Тем временем Сача уж успела оббежать, и не раз, вокруг площади. Не преминула заглянуть в каждую щель и за каждую дверцу, алчно посматривая на князя. Торговая площадь оказалась полна соблазнов! Здесь торговали не только шелками. Пытливые глаза Сачи углядели и расшитые шёлком пояса, и расписную посуду, и затейливые бронзовые украшения. Девчонка посматривала на своего господина в тщетной надежде, а тот уж не раз пожалел о том, что по дурости забрёл в торговый квартал с пустым кошелём. Но как было уйти, если вот она – дева иконописной красоты? Не видывал он ранее таких-то! И прикоснуться нельзя, но можно хоть речи послушать. И Володарь смотрел, и Володарь слушал, не замечая алчной ревности Сачи. Наконец половчанка не выдержала, дернула Володаря за рукав.
– Ах, какие красивые материи! – проговорила она на языке племени Шара. – Они похожи на те шелкотканные ковры. Моя прабабка родилась в тех местах, где умели их делать. Я их видела давно! Я помню!
В густых тенях галерей появлялись и исчезали очертания редких прохожих. Вот тёмная тень мелькнула стремительно, что-то тускло блеснуло. Сача кинулась в сторону. Конь последовал за ней, словно привязанный. Володарь от неожиданности едва не вывалился из седла. Он слышал каркающий вопль старухи, всхлип и причитания жидовина-торгаша, дробный топот деревянных подмёток Сачи и треск рассекаемого шёлка. В его глазах мелькали чёрные тела евнухов-носильщиков. Белые на чёрном глаза, розоватые губы, обнажённое железо кинжалов. Вот один из них пал на камни площади, и Володарь изумился, увидев кровь чернокожего евнуха. Она оказалась так же красна, как кровь его, Володаря Ростиславича. Сача крутилась в разноцветном вихре косичек. Железо в её руках несло смертельную угрозу, но она была окружена врагами.

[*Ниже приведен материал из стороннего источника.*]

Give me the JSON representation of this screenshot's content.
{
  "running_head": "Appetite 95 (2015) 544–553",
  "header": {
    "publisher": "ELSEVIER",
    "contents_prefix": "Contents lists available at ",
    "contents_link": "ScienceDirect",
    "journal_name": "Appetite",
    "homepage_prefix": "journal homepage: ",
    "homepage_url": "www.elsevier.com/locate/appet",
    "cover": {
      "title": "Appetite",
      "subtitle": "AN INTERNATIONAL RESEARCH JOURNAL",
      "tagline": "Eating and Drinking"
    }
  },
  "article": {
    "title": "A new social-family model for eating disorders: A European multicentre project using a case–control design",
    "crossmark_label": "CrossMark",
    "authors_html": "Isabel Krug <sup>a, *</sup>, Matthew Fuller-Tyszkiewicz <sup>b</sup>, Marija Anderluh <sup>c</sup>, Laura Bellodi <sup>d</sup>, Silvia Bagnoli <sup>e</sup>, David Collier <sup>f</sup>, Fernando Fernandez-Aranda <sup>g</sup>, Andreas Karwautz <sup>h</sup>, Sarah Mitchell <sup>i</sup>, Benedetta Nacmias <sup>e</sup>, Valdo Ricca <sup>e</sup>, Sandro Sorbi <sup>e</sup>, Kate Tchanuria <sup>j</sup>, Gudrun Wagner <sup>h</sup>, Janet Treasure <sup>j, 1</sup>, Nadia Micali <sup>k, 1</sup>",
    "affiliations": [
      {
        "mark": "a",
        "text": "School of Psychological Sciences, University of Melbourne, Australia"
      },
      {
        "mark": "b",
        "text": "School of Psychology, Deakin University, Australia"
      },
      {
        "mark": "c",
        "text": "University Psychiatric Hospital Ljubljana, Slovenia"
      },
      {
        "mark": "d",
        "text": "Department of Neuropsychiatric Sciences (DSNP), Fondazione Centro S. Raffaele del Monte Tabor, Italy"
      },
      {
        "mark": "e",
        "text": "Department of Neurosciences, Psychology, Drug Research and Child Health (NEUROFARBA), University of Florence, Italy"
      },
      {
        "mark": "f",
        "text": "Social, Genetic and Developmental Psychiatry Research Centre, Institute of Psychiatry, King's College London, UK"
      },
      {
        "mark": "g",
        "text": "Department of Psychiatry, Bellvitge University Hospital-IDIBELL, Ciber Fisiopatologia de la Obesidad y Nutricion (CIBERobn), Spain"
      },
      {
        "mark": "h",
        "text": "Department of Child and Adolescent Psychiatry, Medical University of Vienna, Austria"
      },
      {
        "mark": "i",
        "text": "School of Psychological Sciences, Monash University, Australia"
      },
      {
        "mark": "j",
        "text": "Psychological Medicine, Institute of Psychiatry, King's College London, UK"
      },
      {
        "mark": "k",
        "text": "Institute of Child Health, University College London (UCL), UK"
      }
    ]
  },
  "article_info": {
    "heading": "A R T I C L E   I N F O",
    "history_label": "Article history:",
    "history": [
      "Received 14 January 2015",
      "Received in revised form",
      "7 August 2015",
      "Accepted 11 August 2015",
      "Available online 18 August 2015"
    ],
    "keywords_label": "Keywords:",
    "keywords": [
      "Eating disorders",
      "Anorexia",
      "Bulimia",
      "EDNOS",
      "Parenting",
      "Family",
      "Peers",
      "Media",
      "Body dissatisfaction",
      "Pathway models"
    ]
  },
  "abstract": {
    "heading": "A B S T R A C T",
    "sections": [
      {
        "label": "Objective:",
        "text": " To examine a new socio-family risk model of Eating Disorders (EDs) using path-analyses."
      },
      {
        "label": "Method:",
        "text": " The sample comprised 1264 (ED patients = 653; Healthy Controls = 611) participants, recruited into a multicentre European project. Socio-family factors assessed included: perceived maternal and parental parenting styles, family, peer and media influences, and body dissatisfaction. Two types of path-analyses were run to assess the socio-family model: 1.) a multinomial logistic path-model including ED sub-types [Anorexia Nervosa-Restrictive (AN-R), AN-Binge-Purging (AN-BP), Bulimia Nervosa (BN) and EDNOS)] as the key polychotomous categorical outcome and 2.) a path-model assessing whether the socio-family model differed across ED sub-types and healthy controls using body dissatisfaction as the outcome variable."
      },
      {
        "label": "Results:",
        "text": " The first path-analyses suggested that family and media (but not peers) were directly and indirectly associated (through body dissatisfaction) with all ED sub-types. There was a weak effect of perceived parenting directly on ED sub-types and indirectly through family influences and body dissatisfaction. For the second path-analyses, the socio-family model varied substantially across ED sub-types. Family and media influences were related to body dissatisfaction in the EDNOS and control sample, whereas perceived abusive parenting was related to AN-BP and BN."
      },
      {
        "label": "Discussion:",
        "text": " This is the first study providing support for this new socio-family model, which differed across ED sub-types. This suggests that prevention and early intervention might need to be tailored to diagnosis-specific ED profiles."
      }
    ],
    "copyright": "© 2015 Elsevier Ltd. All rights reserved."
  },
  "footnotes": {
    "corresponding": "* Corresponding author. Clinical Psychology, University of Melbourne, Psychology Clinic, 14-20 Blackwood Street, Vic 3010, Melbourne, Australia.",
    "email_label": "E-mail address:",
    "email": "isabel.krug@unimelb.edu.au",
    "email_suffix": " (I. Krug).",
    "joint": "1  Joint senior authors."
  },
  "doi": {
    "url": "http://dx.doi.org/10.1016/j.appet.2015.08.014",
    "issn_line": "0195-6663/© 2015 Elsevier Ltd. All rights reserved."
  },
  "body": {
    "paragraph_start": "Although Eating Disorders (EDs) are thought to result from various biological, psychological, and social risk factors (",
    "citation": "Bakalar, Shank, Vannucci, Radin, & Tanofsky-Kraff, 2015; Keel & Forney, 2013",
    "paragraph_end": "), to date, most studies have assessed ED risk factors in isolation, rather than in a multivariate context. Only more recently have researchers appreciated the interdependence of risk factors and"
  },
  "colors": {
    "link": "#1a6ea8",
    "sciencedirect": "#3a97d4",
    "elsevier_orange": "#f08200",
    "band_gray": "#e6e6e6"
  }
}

Володарь сжал коленями бока Жемчуга, и конь кинулся в атаку. Меч с угрожающим шипом вышел из ножен. Он перечёл всех противников. Всего лишь семеро пеших, но один, очень уж борзый, вознамерился поднырнуть под брюхо Жемчуга, рассчитывая поразить в самое уязвимое место. Он-то и пал первым. Сача в невероятном прыжке сумела ранить его, а Жемчуг довершил дело острыми копытами. Откуда-то набежали люди, обличием похожие на монахов, в длинных одеждах из грубой, неокрашенной материи, перепоясанные пустыми ножнами, головы скрыты островерхими капюшонами плащей. Ни следа монашеского смирения, ни тени благочиния не нашёл в них Володарь. С ним схватились вёрткие, опытные бойцы. Сача визжала, призывая на их головы погибель. Но вряд ли кто-нибудь из них понимал язык племени Шара.